Pressure mounts on Colombia as protests begin second week
BOGOTA — Thousands of demonstrators poured into Colombia’s streets Wednesday to protest the policies of President Ivan Duque, the eighth straight day of protests that have left at least 24 dead and hundreds wounded.
Students, unions, indigenous people and other groups assembled Wednesday in the capital Bogota as well as the cities of Medellin in the northwest and Cali in the southwest.
The demonstrators are protesting the Duque government’s policies on health, education and security, as well as the violent repression by security forces.
According to official figures, at least 24 people have died — 18 of whom were shot — with more than 800 others wounded and 89 people reported as missing during the week.
However exact figures vary, with the Temblores NGO reporting 37 people dead. Reporters Without Borders meanwhile said that 76 journalists were assaulted, 10 of whom were injured by security forces.
Demonstrators staged protests at various points around Bogota on Wednesday, holding banners with slogans such as “Duque resign.”
Presidential adviser Miguel Ceballos said that the government will meet with demonstrator representatives “next week.”
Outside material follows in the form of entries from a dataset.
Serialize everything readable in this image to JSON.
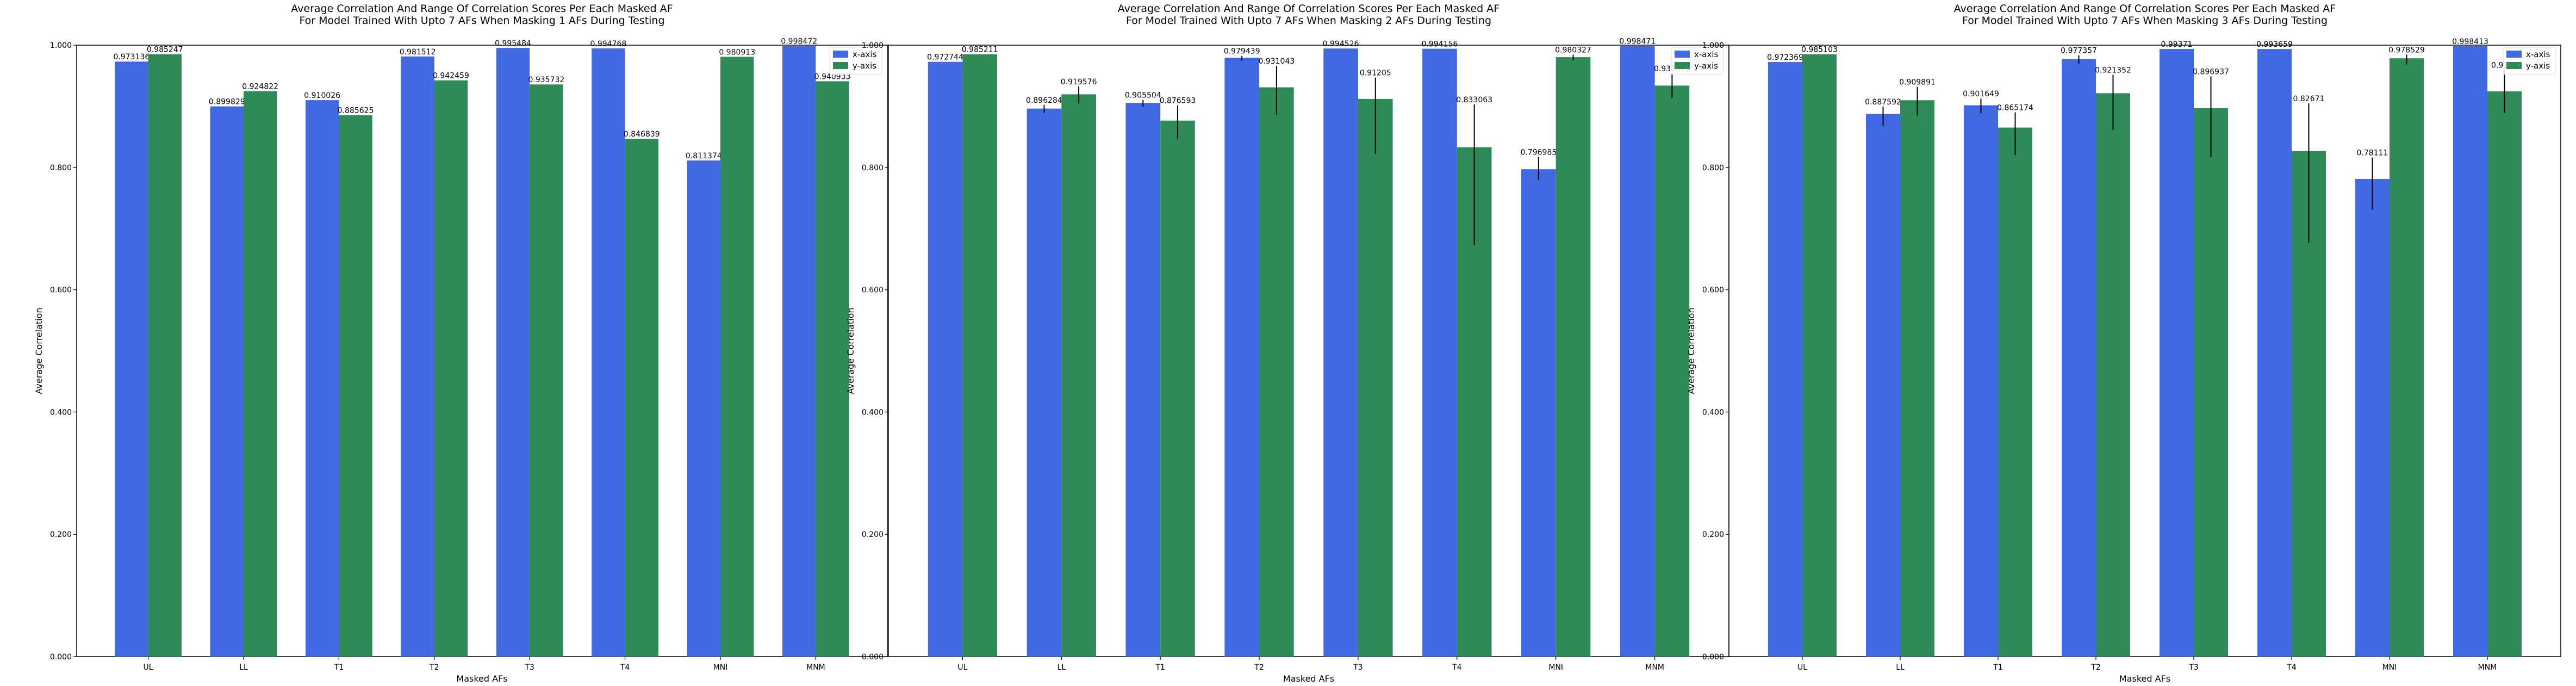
{
  "colors": {
    "x_axis": "#4169E1",
    "y_axis": "#2E8B57",
    "errorbar": "#000000"
  },
  "chart_data": [
    {
      "type": "bar",
      "title": "Average Correlation And Range Of Correlation Scores Per Each Masked AF",
      "subtitle": "For Model Trained With Upto 7 AFs When Masking 1 AFs During Testing",
      "xlabel": "Masked AFs",
      "ylabel": "Average Correlation",
      "ylim": [
        0,
        1.0
      ],
      "yticks": [
        "0.000",
        "0.200",
        "0.400",
        "0.600",
        "0.800",
        "1.000"
      ],
      "categories": [
        "UL",
        "LL",
        "T1",
        "T2",
        "T3",
        "T4",
        "MNI",
        "MNM"
      ],
      "legend_position": "top-right",
      "series": [
        {
          "name": "x-axis",
          "values": [
            0.973136,
            0.899829,
            0.910026,
            0.981512,
            0.995484,
            0.994768,
            0.811374,
            0.998472
          ],
          "labels": [
            "0.973136",
            "0.899829",
            "0.910026",
            "0.981512",
            "0.995484",
            "0.994768",
            "0.811374",
            "0.998472"
          ],
          "err_low": [
            0,
            0,
            0,
            0,
            0,
            0,
            0,
            0
          ],
          "err_high": [
            0,
            0,
            0,
            0,
            0,
            0,
            0,
            0
          ]
        },
        {
          "name": "y-axis",
          "values": [
            0.985247,
            0.924822,
            0.885625,
            0.942459,
            0.935732,
            0.846839,
            0.980913,
            0.940933
          ],
          "labels": [
            "0.985247",
            "0.924822",
            "0.885625",
            "0.942459",
            "0.935732",
            "0.846839",
            "0.980913",
            "0.940933"
          ],
          "err_low": [
            0,
            0,
            0,
            0,
            0,
            0,
            0,
            0
          ],
          "err_high": [
            0,
            0,
            0,
            0,
            0,
            0,
            0,
            0
          ]
        }
      ]
    },
    {
      "type": "bar",
      "title": "Average Correlation And Range Of Correlation Scores Per Each Masked AF",
      "subtitle": "For Model Trained With Upto 7 AFs When Masking 2 AFs During Testing",
      "xlabel": "Masked AFs",
      "ylabel": "Average Correlation",
      "ylim": [
        0,
        1.0
      ],
      "yticks": [
        "0.000",
        "0.200",
        "0.400",
        "0.600",
        "0.800",
        "1.000"
      ],
      "categories": [
        "UL",
        "LL",
        "T1",
        "T2",
        "T3",
        "T4",
        "MNI",
        "MNM"
      ],
      "legend_position": "top-right",
      "series": [
        {
          "name": "x-axis",
          "values": [
            0.972744,
            0.896284,
            0.905504,
            0.979439,
            0.994526,
            0.994156,
            0.796985,
            0.998471
          ],
          "labels": [
            "0.972744",
            "0.896284",
            "0.905504",
            "0.979439",
            "0.994526",
            "0.994156",
            "0.796985",
            "0.998471"
          ],
          "err_low": [
            0,
            0.007,
            0.006,
            0.005,
            0,
            0,
            0.018,
            0
          ],
          "err_high": [
            0,
            0.006,
            0.005,
            0.003,
            0,
            0,
            0.02,
            0
          ]
        },
        {
          "name": "y-axis",
          "values": [
            0.985211,
            0.919576,
            0.876593,
            0.931043,
            0.91205,
            0.833063,
            0.980327,
            0.933873
          ],
          "labels": [
            "0.985211",
            "0.919576",
            "0.876593",
            "0.931043",
            "0.91205",
            "0.833063",
            "0.980327",
            "0.933873"
          ],
          "err_low": [
            0,
            0.015,
            0.03,
            0.045,
            0.09,
            0.16,
            0.005,
            0.02
          ],
          "err_high": [
            0,
            0.013,
            0.025,
            0.035,
            0.035,
            0.07,
            0.004,
            0.02
          ]
        }
      ]
    },
    {
      "type": "bar",
      "title": "Average Correlation And Range Of Correlation Scores Per Each Masked AF",
      "subtitle": "For Model Trained With Upto 7 AFs When Masking 3 AFs During Testing",
      "xlabel": "Masked AFs",
      "ylabel": "Average Correlation",
      "ylim": [
        0,
        1.0
      ],
      "yticks": [
        "0.000",
        "0.200",
        "0.400",
        "0.600",
        "0.800",
        "1.000"
      ],
      "categories": [
        "UL",
        "LL",
        "T1",
        "T2",
        "T3",
        "T4",
        "MNI",
        "MNM"
      ],
      "legend_position": "top-right",
      "series": [
        {
          "name": "x-axis",
          "values": [
            0.972369,
            0.887592,
            0.901649,
            0.977357,
            0.99371,
            0.993659,
            0.78111,
            0.998413
          ],
          "labels": [
            "0.972369",
            "0.887592",
            "0.901649",
            "0.977357",
            "0.99371",
            "0.993659",
            "0.78111",
            "0.998413"
          ],
          "err_low": [
            0,
            0.02,
            0.013,
            0.008,
            0,
            0,
            0.05,
            0
          ],
          "err_high": [
            0,
            0.012,
            0.011,
            0.006,
            0,
            0,
            0.035,
            0
          ]
        },
        {
          "name": "y-axis",
          "values": [
            0.985103,
            0.909891,
            0.865174,
            0.921352,
            0.896937,
            0.82671,
            0.978529,
            0.9245
          ],
          "labels": [
            "0.985103",
            "0.909891",
            "0.865174",
            "0.921352",
            "0.896937",
            "0.82671",
            "0.978529",
            "0.9245"
          ],
          "err_low": [
            0,
            0.025,
            0.045,
            0.06,
            0.08,
            0.15,
            0.01,
            0.035
          ],
          "err_high": [
            0,
            0.022,
            0.025,
            0.03,
            0.052,
            0.078,
            0.006,
            0.035
          ]
        }
      ]
    }
  ]
}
Thousands, most wearing face masks to prevent the spread of Covid-19, gathered at the downtown Plaza Bolivar near the presidential headquarters. Police prevented one group from entering Congress.
Despite calls for calm from the international community, fresh havoc was wreaked in the capital overnight.
“Police are attacking us … we’re not vandals,” said a 36 year-old woman named Natalia who declined to give her last name. She was in a demo of people dressed in mourning garb.
The demos have been mostly peaceful, but have turned violent in some cities.
Thirty civilians and 16 police officers were wounded in attacks on police stations, the Bogota mayor’s office said.
The aftermath of the clashes were visible Wednesday in the form of torched police stations, vandalized bus shelters and banks, and smoldering tires.
“It hurts to see this but what hurts even more is the negligence of a deaf government that prefers to send out the security forces, that instead of helping (the people) prefers to help the banks, the big businesses,” Hector Cuinemi, a 19-year-old student in Bogota, told AFP.
Around 8,000 people took to the streets of Medellin, Colombia’s second-largest city, by mid-morning, chanting slogans against Duque’s powerful political mentor, former president Alvaro Uribe.
Many roadblocks remained in Cali — Colombia’s third most populous city and one of the most violent in Latin America — causing fuel shortages and concern over the delivery of medical supplies as the country endures a second wave of coronavirus pandemic infections.
Several thousand indigenous people joined the city’s protests.
Protests first broke out on April 28 against a proposed tax reform — which has since been withdrawn — following a call from the National Strike Committee, which represents groups such as unions, indigenous people and civil associations.
On Tuesday the United Nations, European Union and United States, as well as human rights organizations, criticized Colombian security forces for “excessive use of force.”
One of the worst incidents took place in Cali late Monday when five people died and 30 were wounded in violence there.
The government blames the violence on armed gangs, including dissidents of the disbanded leftist FARC guerrillas, members of another leftist rebel group, the ELN, and drug traffickers.
Duque hit out at “a criminal organization that hides behind legitimate social aspirations to destabilize society and generate terror.”
The president has previously promised to open “spaces for dialogue” with the various protesting sectors, although he has defended the security forces and said they are the main victims of the violence.
The social unrest comes just over a month ahead of the start of the Copa America, jointly hosted by Colombia and Argentina.
South American football’s governing body CONMEBOL moved five continental club matches that were to be played this week in Colombia to other countries.
But Duque vowed that the Copa America would continue to be jointly hosted by Colombia.
“The Copa will happen… in the two countries. I think it will be an important message at this time,” he said.
The anti-government protests come at a time of economic despair for many, fueled by the global coronavirus crisis.
In its worst performance in half a century, Colombia’s GDP shrank 6.8 percent in 2020, and unemployment stood at 16.8 percent in March.
Almost half the population lives in poverty, according to official figures.